Car entamer des négociations sur des réformes réelles et complètes du système économique mondial est sans doute indispensable, cependant démarrer ces réformes avec l’idée que la protection de l’environnement freinerait les avancées et ralentirai la sortie de crise contribuera à faire reculer les évolutions acquises jusqu’à aujourd’hui. De plus, ce ne serai que reculer pour mieux sauter car même si ces aspects ne sont pas étudiés aujourd’hui, ils le seront forcement ultérieurement et leur introduction dans la nouvelle politique économique imposera des réajustements qui auraient pu être pris en compte avant.
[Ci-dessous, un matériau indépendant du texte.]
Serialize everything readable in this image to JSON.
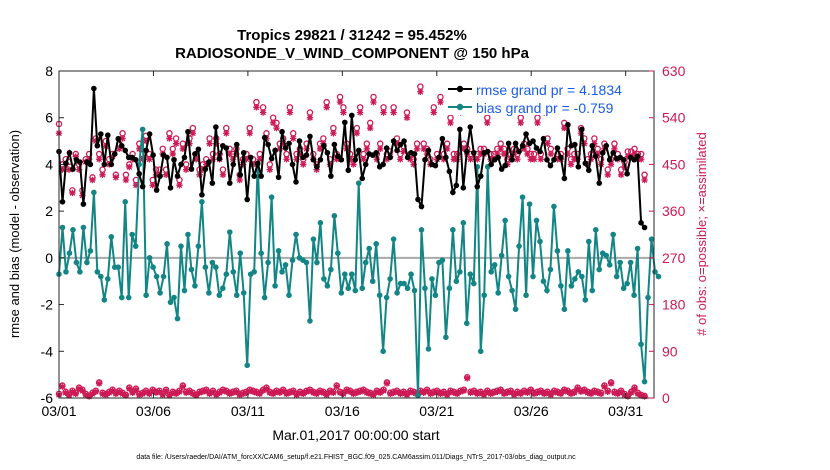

Mener une action alliant Finances et Environnement est me semble t’il la meilleure parade, particulièrement dans un contexte propice au changement et à l’innovation. Il faut s’arrêter un instant et prendre le temps de se demander dans quel monde on souhaite vivre, quels sacrifices on consent à faire pour protéger ce patrimoine commun à nous et tous ceux qui nous succéderont. Refonder le système économique sur de nouvelles bases est un pari à prendre, il implique pour son aboutissement une étude préalable des risques, enjeux et opportunités qu’il nous appartient de prendre. Choisir la voie de la conciliation entre économie et protection de la planète ne sera pas de tout repos, cela demandera à tous nos dirigeants des efforts en termes d’organisation, de budget et de planning, cependant c’est un choix qui permettra de tracer dans le temps une politique économique et financière qui englobe parfaitement les aspects environnementaux et qui les associent à l’ensemble de son circuit de décision. Car continuer encore cette politique de l’autruche en isolant la question environnementale au profit de l’urgence liée à la situation actuelle implique d’en assumer par la suite les conséquences. En effet, agir dans la précipitation rassurera certainement les marchés financiers et les ménages pour un temps, cela donnera sans doute l’illusion de la tranquillité et de la sérénité, mais ce ne sera que temporaire car finira par se poser à nouveau et avec plus d’urgence encore la question de l’avenir de notre planète.